The Act introduces a comprehensive definition of investments whereby the restrictions are triggered as follows:
- Acquisitions of shares resulting in exceeding the level of 20% or 40% of the shares or votes in the total number of shares or votes in a given company
- Acquisitions of shares in profit of a given company exceeding the level of 20% or 40% of the stake in the total profits of such company
- Acquiring a dominant position towards the target company by:
o acquisition of its shares leading to exceeding the level of 50% of the shares in the total number of the shares in such company
o entering into an agreement regarding the management over such target company or transferring its profits
- Acquiring or leasing from the protected entity, its enterprise or its part
- The restrictions are triggered by both direct and indirect acquisitions.
What type of companies will be protected?
The Act introduces a wide scope of investments in Polish companies which will be subject to the restrictions, provided that their annual turnover for each of the last two years exceeds EUR 10 million, which will include, i.e.:
- Public listed companies
- Companies owing critical (strategic) infrastructure
- Companies developing crucial IT software, such as software for power plants, water plants, communication, payments, hospitals, transportation, food supplies etc.
- Companies operating in strategic sectors, such as electricity, oil and gas, chemicals, defence telecommunication, medical, food etc.

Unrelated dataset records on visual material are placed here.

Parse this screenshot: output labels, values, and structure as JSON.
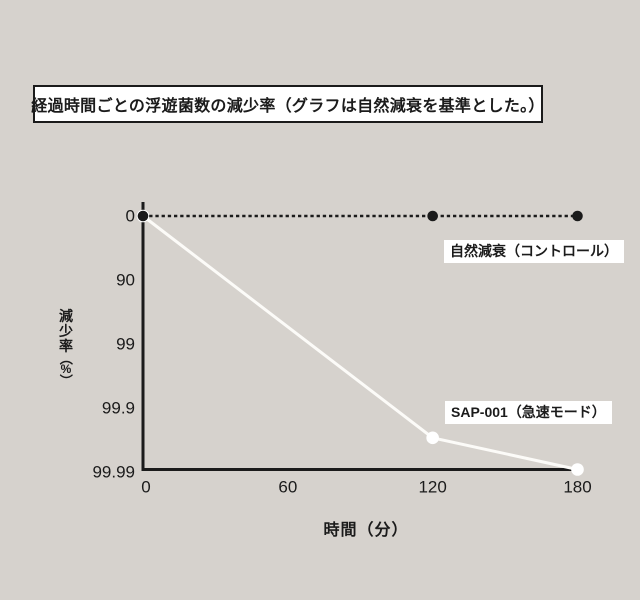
{
  "colors": {
    "background": "#d6d2cd",
    "axis": "#1b1b1b",
    "text": "#1b1b1b",
    "label_background": "#ffffff",
    "control_series": "#1b1b1b",
    "sap_series": "#fcfbf8",
    "sap_marker": "#ffffff"
  },
  "chart_data": {
    "type": "line",
    "title": "経過時間ごとの浮遊菌数の減少率（グラフは自然減衰を基準とした。）",
    "xlabel": "時間（分）",
    "ylabel": "減少率（%）",
    "x_tick_values": [
      0,
      60,
      120,
      180
    ],
    "x_ticks": [
      "0",
      "60",
      "120",
      "180"
    ],
    "y_ticks": [
      "0",
      "90",
      "99",
      "99.9",
      "99.99"
    ],
    "x_range": [
      0,
      180
    ],
    "y_scale": "logarithmic reduction, one decade per tick (0 → 99.99%)",
    "grid": false,
    "legend_position": "inline labels beside lines",
    "series": [
      {
        "name": "自然減衰（コントロール）",
        "line_style": "dashed",
        "color": "#1b1b1b",
        "marker_color": "#1b1b1b",
        "marker_radius": 5.3,
        "line_width": 2.6,
        "points": [
          {
            "x": 0,
            "percent": 0,
            "decades": 0
          },
          {
            "x": 120,
            "percent": 0,
            "decades": 0
          },
          {
            "x": 180,
            "percent": 0,
            "decades": 0
          }
        ]
      },
      {
        "name": "SAP-001（急速モード）",
        "line_style": "solid",
        "color": "#fcfbf8",
        "marker_color": "#ffffff",
        "marker_radius": 6.3,
        "line_width": 3,
        "points": [
          {
            "x": 0,
            "percent": 0,
            "decades": 0
          },
          {
            "x": 120,
            "percent": 99.97,
            "decades": 3.5
          },
          {
            "x": 180,
            "percent": 99.99,
            "decades": 4
          }
        ]
      }
    ]
  }
}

What is the screening procedure?
The screening procedure foreseen in the Act is modelled on the current procedure for antimonopoly clearance. As a rule, the relevant authority (the Polish Office of Competition and Consumer Protection) must be notified prior to any acquisitions triggering the restrictions.
The procedure consists of two stages:
- Initial procedure lasting for up to 30 days after which the authority either:
o does not raise any objections towards the contemplated acquisition, and therefore the acquisition may proceed, or
o issues its decision to start a formal control procedure
- Formal control procedure lasting for up to 120 days resulting in a positive or negative decision regarding the contemplate acquisition.
What are the consequences of not following the new restrictions?
Apart from the acquisition being null and void, not complying with the procedures as foreseen in the Act may result in fines of up to PLN 50 million, or imprisonment of between six months and five years.